(CN) – A “completely unnecessary powerline project” that would run through rugged mountains, verdant valleys and pristine deserts of Eastern San Diego County spells trouble for the already endangered Peninsular bighorn sheep and the Quino checkerspot butterfly, environmentalists say in Sacramento Federal Court.
Backcountry Against Dumps, the Protect Our Communities Foundation and the East County Community Action Coalition say San Diego Gas & Electric Co. project is “hastily conceived, poorly studied, wildfire inducing and completely unnecessary.”

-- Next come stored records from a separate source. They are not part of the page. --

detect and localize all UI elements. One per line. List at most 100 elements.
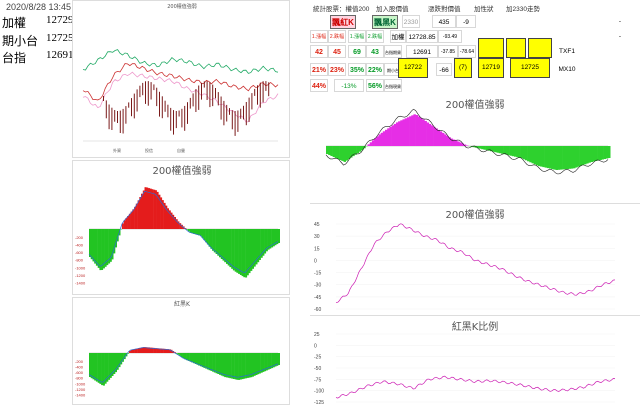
area-bar xyxy=(120,353,123,365)
area-bar xyxy=(180,353,183,358)
main-bar xyxy=(240,108,242,119)
area-bar xyxy=(586,146,589,164)
area-bar xyxy=(236,353,239,380)
area-bar xyxy=(518,146,521,158)
main-bar xyxy=(173,110,174,135)
area-bar xyxy=(378,134,381,146)
area-bar xyxy=(154,348,157,353)
area-bar xyxy=(276,353,279,366)
y-tick-label: -125 xyxy=(314,400,324,405)
main-bar xyxy=(220,96,222,120)
area-bar xyxy=(400,120,403,146)
right-top-chart: 200權值強弱 xyxy=(310,96,640,201)
area-bar xyxy=(387,128,390,146)
sheet-header-2330: 加2330走勢 xyxy=(506,6,540,13)
area-bar xyxy=(168,210,171,229)
area-bar xyxy=(264,353,267,372)
area-bar xyxy=(104,353,107,384)
weighted-label: 加權 xyxy=(390,30,406,43)
area-bar xyxy=(116,353,119,370)
area-bar xyxy=(470,146,473,147)
area-bar xyxy=(220,229,223,259)
area-bar xyxy=(208,353,211,371)
area-bar xyxy=(206,229,209,245)
area-bar xyxy=(148,188,150,229)
area-bar xyxy=(246,229,249,276)
green-k-box: 飄黑K xyxy=(372,15,398,29)
area-bar xyxy=(265,229,268,252)
magenta-series-line xyxy=(335,223,616,303)
area-bar xyxy=(212,353,215,372)
row4-a: 44% xyxy=(310,79,328,92)
area-bar xyxy=(597,146,600,161)
area-bar xyxy=(187,229,190,232)
area-bar xyxy=(546,146,550,169)
main-bar xyxy=(167,104,169,118)
area-bar xyxy=(446,135,449,146)
left-mid-plot: -200 -400 -600 -800 -1000 -1200 -1400 xyxy=(75,187,280,285)
area-bar xyxy=(139,347,142,353)
main-bar xyxy=(184,105,186,131)
area-bar xyxy=(557,146,561,170)
sheet-header-change: 漲跌對價值 xyxy=(428,6,461,13)
area-bar xyxy=(380,132,384,146)
area-bar xyxy=(146,347,149,353)
area-bar xyxy=(271,229,274,248)
area-bar xyxy=(149,188,152,229)
main-series-line xyxy=(82,63,279,101)
main-bar xyxy=(108,104,110,130)
area-bar xyxy=(404,118,408,146)
area-bar xyxy=(439,131,443,146)
area-bar xyxy=(184,353,187,360)
area-bar xyxy=(229,353,232,379)
main-bar xyxy=(229,108,230,115)
area-bar xyxy=(132,209,135,229)
right-bottom-title: 紅黑K比例 xyxy=(451,322,499,333)
area-bar xyxy=(568,146,572,169)
area-bar xyxy=(343,146,346,162)
area-bar xyxy=(267,353,270,370)
area-bar xyxy=(413,114,416,146)
area-bar xyxy=(213,353,216,373)
magenta-series-line xyxy=(335,375,616,399)
area-bar xyxy=(167,208,169,229)
area-bar xyxy=(121,353,124,362)
row3-y3: 12719 xyxy=(478,58,504,78)
y-tick-label: -1000 xyxy=(75,381,86,386)
area-bar xyxy=(476,146,480,149)
area-bar xyxy=(262,229,265,256)
area-bar xyxy=(479,146,482,149)
main-legend-item: 投信 xyxy=(145,147,153,153)
area-bar xyxy=(250,353,253,378)
area-bar xyxy=(108,229,111,264)
area-bar xyxy=(246,353,249,378)
main-legend-item: 自營 xyxy=(177,147,185,153)
area-bar xyxy=(222,353,225,377)
area-bar xyxy=(206,353,209,370)
main-bar xyxy=(251,93,253,110)
area-bar xyxy=(494,146,497,153)
area-bar xyxy=(588,146,591,163)
area-bar xyxy=(245,353,248,379)
area-bar xyxy=(426,122,430,146)
area-bar xyxy=(101,229,104,270)
y-tick-label: -45 xyxy=(314,295,321,301)
area-bar xyxy=(160,348,163,353)
area-bar xyxy=(121,223,124,229)
row1-up2-label: 1.漲幅 xyxy=(348,30,366,43)
row1-up-label: 1.漲幅 xyxy=(310,30,328,43)
area-bar xyxy=(222,229,225,261)
y-tick-label: 0 xyxy=(314,343,317,349)
area-bar xyxy=(352,146,355,157)
main-chart-title: 200權值強弱 xyxy=(167,4,197,10)
y-tick-label: 0 xyxy=(314,258,317,264)
area-bar xyxy=(151,347,154,353)
area-bar xyxy=(227,229,230,266)
right-mid-title: 200權值強弱 xyxy=(445,210,505,221)
area-bar xyxy=(492,146,495,152)
area-bar xyxy=(180,224,183,229)
main-bar xyxy=(111,107,113,130)
left-mid-chart: 200權值強弱 -200 -400 -600 -800 -1000 -1200 -1400 xyxy=(72,160,290,295)
area-bar xyxy=(245,229,248,278)
area-bar xyxy=(500,146,504,154)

The environmentalists say the plan ignores the needs of bighorn sheep and checkerspot butterflies, whose habitats have been reduced to small areas where they are protected mainly because the land is rugged and inaccessible.
The Bureau of Land Management and the Fish and Wildlife Service illegally approved construction of the 500 megawatt Sunrise Powerlink Transmission Line Project, the complaint states.
The development plan includes areas previously undisturbed and protected but the Bureau approved it anyway after its initial resource management plan for the area was “abruptly hijacked” by San Diego Gas & Electric, the groups say.
The groups claim the Bureau has “turned a blind eye” to the devastating impact the plan could have on the animals and their habitat.
Groups who filed administrative protests in appeal of the decision say the Bureau dismissed their objections, saying they failed to make substantiated and concise statements explaining why the decision is wrong.
The environmentalists say the plan violates the Endangered Species Act and other federal environmental and land management laws. They seek a permanent injunction.
Bighorn sheep are know for fierce head-to-head combat between rams, some of which can weigh as much 300 lbs. Combat between rams can last for more than 24 hours.
The environmental groups are represented by Stephen Volker of Oakland.